Yesterday the draw for the early rounds of the Champions and Europa League qualifiers was made in Nyon, Switzerland. For the larger European leagues this draw, and indeed the early qualifying rounds, slip away unnoticed in the middle of a summer of grandiose transfer acquisitions and international tournaments. But for smaller European leagues the qualifiers are actually the height of their club calendar, indeed for many countries it is the only time of the year when they can dream of something greater than the dreariness and corruption of their own domestic leagues.

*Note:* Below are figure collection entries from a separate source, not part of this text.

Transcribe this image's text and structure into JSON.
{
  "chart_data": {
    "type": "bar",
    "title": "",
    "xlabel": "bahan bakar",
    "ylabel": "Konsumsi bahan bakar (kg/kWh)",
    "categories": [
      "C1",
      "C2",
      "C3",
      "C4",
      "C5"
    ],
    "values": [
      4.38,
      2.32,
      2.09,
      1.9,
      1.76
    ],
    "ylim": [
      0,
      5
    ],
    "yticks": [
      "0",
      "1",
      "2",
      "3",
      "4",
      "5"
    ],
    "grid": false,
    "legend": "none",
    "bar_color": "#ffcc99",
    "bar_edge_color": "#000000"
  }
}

But the qualifiers are exciting for other reasons. They remind the cynical and hardened football observer of the sheer diversity of the game on the European continent and also give important geographical lessons. When I was a child I remember looking in wonder at newspapers with the scores of European games – where were these teams from? What stories lay behind the names? Now in the latter stages of European tournaments everything is familiar and repetitive, and very little is new. In the European club qualifiers this freshness remains. When draws are made, journalists and fans frantically scramble for information on opponents who hardly anyone knew existed only hours previously. This lack of knowledge is actually wonderful – it means a lack of pre-conceived ideas and allows the observer to absorb information.
The Polish club draws yesterday illustrate this point. Within the space of a couple of hours Polish fans found out that Śląsk Wrocław’s Europa League opponents NK Celje are the one side who have played every season in the Slovenian top flight since independence in 1991 and that Lech Poznań’s Champions League opponents FK Sarajevo are owned by the renowned (some might say unhinged) maverick Vincent Tan. These are all things I could not have possibly have known before the draw took place. To some these are unimportant factoids but they are pleasant morsels of information which only exist outside of the staid footballing mainstream.
Indeed the early rounds of European club qualifiers remind me of sections of James Montague’s excellent book thirty-one nil written about the qualifying process for the 2014 Brazilian World Cup. For many of the players taking part in the games it is their yearly chance at being part of something beautiful and bigger than the drudgery of their typical footballing existence. One day someone will write a book about the European club qualifying process too – a time when dreams, hopes and magic are in the air – but for the moment we can only wait to see what lies in store in the next couple of months – or maybe just try to find a stream for Macedonia’s FK Renova as they take on Moldova’s mighty FC Dacia Chișinău.